In the Netherlands, the first question to address is, “What do Dutch women really want?” explained Brigitte Faas, from the Radboud University Nijmegen Medical Center. 
 
To some extent, the answer to this is clear. Before April of 2014, non-invasive prenatal testing (NIPT) was not available in the Netherlands, and many women left the country to get testing elsewhere. 
 
The unavailability of testing was the result of the second big question: the availability of a license. 
 
Prenatal testing is available to Dutch women, but can only be offered with a license from the Ministry for Health, Welfare, and Sports, Faas said.
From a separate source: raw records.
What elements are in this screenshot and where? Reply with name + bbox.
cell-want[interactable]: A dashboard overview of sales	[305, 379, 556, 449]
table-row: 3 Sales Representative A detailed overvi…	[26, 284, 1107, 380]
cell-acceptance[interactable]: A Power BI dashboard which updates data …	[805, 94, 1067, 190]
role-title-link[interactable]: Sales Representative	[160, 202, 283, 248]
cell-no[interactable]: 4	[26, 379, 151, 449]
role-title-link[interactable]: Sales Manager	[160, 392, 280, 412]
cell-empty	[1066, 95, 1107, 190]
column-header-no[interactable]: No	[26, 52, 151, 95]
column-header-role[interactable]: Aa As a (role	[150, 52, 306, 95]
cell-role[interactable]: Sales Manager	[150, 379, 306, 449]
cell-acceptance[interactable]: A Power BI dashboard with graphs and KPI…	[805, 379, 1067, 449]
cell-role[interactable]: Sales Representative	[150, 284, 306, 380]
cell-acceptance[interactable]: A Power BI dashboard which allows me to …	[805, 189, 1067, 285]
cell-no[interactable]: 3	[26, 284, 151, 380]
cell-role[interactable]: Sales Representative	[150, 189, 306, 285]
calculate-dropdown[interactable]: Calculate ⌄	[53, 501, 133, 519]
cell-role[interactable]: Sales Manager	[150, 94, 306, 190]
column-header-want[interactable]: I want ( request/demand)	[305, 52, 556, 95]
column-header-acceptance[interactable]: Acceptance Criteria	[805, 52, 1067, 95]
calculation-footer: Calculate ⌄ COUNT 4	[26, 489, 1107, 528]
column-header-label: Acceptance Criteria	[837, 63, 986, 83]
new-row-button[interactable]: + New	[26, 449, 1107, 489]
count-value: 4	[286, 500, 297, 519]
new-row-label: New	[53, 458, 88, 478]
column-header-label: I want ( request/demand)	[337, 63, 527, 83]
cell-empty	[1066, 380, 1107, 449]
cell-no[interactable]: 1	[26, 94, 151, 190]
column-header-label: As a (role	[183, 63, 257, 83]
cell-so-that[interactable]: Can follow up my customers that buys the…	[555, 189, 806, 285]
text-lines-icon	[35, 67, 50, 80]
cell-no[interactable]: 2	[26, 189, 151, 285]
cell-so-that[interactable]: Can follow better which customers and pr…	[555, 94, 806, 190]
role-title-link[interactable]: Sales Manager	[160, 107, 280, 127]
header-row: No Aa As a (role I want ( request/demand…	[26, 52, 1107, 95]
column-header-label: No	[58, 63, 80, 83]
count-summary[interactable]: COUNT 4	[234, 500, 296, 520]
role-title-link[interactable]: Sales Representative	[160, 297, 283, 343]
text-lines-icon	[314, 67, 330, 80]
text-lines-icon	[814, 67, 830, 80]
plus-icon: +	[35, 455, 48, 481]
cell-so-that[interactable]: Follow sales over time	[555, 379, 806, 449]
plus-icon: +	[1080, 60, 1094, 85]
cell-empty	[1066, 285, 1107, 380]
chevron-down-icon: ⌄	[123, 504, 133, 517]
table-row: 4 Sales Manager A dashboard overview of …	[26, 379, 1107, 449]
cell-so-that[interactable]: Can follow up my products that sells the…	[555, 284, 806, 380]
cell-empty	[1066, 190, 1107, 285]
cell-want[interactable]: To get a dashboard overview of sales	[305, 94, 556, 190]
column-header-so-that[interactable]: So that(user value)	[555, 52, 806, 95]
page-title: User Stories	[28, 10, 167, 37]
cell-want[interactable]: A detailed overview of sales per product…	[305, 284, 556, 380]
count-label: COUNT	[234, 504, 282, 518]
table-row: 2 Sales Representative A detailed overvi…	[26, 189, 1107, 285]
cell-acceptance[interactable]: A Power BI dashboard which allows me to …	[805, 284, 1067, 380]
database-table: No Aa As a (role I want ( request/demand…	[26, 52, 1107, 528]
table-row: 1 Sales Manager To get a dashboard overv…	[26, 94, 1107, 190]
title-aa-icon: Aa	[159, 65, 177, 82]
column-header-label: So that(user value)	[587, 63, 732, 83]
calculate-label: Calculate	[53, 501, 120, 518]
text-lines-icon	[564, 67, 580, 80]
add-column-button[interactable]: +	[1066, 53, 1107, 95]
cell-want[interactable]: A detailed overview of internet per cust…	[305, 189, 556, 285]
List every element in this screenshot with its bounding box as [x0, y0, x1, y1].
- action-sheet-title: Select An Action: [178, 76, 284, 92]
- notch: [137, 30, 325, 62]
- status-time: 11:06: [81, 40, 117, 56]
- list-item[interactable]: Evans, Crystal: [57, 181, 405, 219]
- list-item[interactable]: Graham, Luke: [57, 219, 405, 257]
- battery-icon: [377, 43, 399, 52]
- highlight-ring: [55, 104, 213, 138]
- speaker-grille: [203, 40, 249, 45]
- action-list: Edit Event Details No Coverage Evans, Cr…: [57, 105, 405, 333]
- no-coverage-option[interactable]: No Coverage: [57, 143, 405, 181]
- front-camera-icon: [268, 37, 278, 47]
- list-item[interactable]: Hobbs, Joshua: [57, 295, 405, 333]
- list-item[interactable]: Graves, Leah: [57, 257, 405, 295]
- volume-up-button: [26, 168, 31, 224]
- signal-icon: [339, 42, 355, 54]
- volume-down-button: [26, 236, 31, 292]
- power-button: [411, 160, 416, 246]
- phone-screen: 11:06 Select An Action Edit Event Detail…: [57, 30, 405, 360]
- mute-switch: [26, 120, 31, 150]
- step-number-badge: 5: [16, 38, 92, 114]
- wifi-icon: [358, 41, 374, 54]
A screening foundation performs audits and quality control for screening labs and grants licenses, considering the lab’s capacity; the test’s predictive value, sensitivity and specificity; costs; and the test’s failure rate. 
 
Until April 1, these licenses did not cover NIPT. But this year the TRIDENT study (Trial by Dutch Laboratories for Evaluation of Non-Invasive Prenatal Testing) was launched offering noninvasive prenatal testing to women with an increased risk after first trimester testing in all genetic centers.
 
An arm of the TRIDENT study specifically looks at the ethical/social ramifications of NIPT including the parents’ attitudes toward NIPT; reasoning for taking or declining the test; and pre- and post-test psychological well-being. 
 
Though early—355 samples have so far been analyzed—Faas said the number of invasive procedures has declined. When all 1,000 samples called for in the study protocol have been analyzed, the technical findings, social questionnaires, and economic data will be pooled.
 
Faas is hopeful that NIPT can be incorporated into normal prenatal care in the Netherlands, even before the default invasive tests currently prescribed to women of advanced maternal age. With about 1/3 of the study completed already, she hopes that a permanent license for NIPT will be granted by 2015.  
 
In the final panel session of the event, Faas was joined by colleagues representing several other countries to predict the future landscape of prenatal molecular diagnostics in Europe. A few themes emerged: there were calls for more qualified genetic counselors, including population-wide pre-test education for patients, not simply counseling at the time a test is needed. More questions than answers were raised about moral implications of prenatal diagnostics; and assertions that cytogenetics is not dead, though its role is changing. 
 
But as the testing becomes more mainstream, Howard Cuckle at Columbia University Medical Center pinpointed one practical hurdle. The availability of NIPT kits is key to wider adoption, he said. “Sending these results to the US or China for analysis is ridiculous!”